Когда карета княгини Дарьи Михайловны отъехала от подъезда дворца, государь отдал приказ наложить на Меншикова домашний арест и поручил выполнить это генерал-лейтенанту Салтыкову.
– Меншиков много, много зла наделал моему бедному отцу, и я не могу забыть это, – сказал он. – Я не могу терпеть человека, который был злодеем моему отцу и моей бабке, государыне Евдокии Федоровне. Кстати, Андрей Иванович, скоро ли мы в Москву поедем? – спросил у Остермана император-отрок.
– Это зависит, государь, от ваших приказаний, как вы повелеть изволите.
– Питер мне надоел, я хочу в Москву. В Москве лучше. Не правда ли, Ваня? – обратился государь к своему любимцу, князю Ивану Долгорукову.
– Где вам хорошо, там и мне не плохо, государь.
– Спасибо, Ваня, спасибо!.. Знаю, любишь ты меня, предан мне. А Андрей Иванович тебя не любит.
– Государь, когда же я… – меняясь в лице, пробормотал Остерман.
– Да, да, ты не любишь Ваню; говоришь, что он отвлекает меня от занятий науками… Ведь говорил?

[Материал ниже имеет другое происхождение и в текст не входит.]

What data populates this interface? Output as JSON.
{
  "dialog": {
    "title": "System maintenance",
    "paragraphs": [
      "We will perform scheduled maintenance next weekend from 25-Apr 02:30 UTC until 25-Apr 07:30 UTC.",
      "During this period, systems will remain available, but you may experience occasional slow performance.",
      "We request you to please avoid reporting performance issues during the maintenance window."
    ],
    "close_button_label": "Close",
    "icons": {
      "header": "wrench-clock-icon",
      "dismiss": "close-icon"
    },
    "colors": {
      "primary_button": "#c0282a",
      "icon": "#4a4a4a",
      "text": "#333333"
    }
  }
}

– Я… я к князю Ивану Алексеевичу душевную привязанность имею…
– Ну хорошо, Андрей Иванович, хорошо, я пошутил… Так ты говоришь, нам скоро можно и в Москву ехать? – меняя разговор, спросил у Остермана государь.
– Можно, государь, дней через пять-шесть.
– И отлично! Вот мы спровадим из Питера Меншикова, а сами в Москву поедем. Я люблю Москву, очень люблю! А знаете почему? Потому что, говорят, Москву любил мой отец… И Наташа любит. А ты, Ваня, любишь ли Москву? Да? У твоего отца, кажется, под Москвой большая усадьба есть?
– Есть, государь. Горенки прозывается.
– И охотиться, Ваня, можно?
– Как же, наши леса изобилуют дичью. В них даже попадается и красный зверь.
– Побываем, непременно побываем и в усадьбе у твоего отца и поохотимся там вволю. Что ты морщишься, Андрей Иванович? Уж как ты хочешь, а охотиться я буду. Говорят, прадед мой, покойный царь Алексей Михайлович, любил охотиться под Москвой, и лес там такой есть, Сокольниками прозывается, в котором он любил охотиться… Так я говорю, Ваня?
– Так, государь.
– А ты, Андрей Иванович, бабушке моей, царице-инокине, послал ли письмо с известием, что Меншиков уже больше не правитель, не регент и что ему не миновать ссылки?
– Как же, по твоему приказу, государь, вчера с нарочным в Москву, в Новодевичий монастырь послал…
– Меншиков по своему деянию заслужил смертную казнь, но я помилую его. Пусть живет… я против казни. Можно наказывать преступников, послать в Сибирь, а жизнь отнимать у них не надо – жизнь нам дана Богом, ею и распоряжаться может только Бог! Я вот подрасту, возмужаю и непременно отменю казнь. Я и теперь сделал бы это, да некоторые члены верховного совета отстаивают казнь, да и Андрей Иванович говорит, что преступников надо казнить в пример другим, – произнес император-отрок.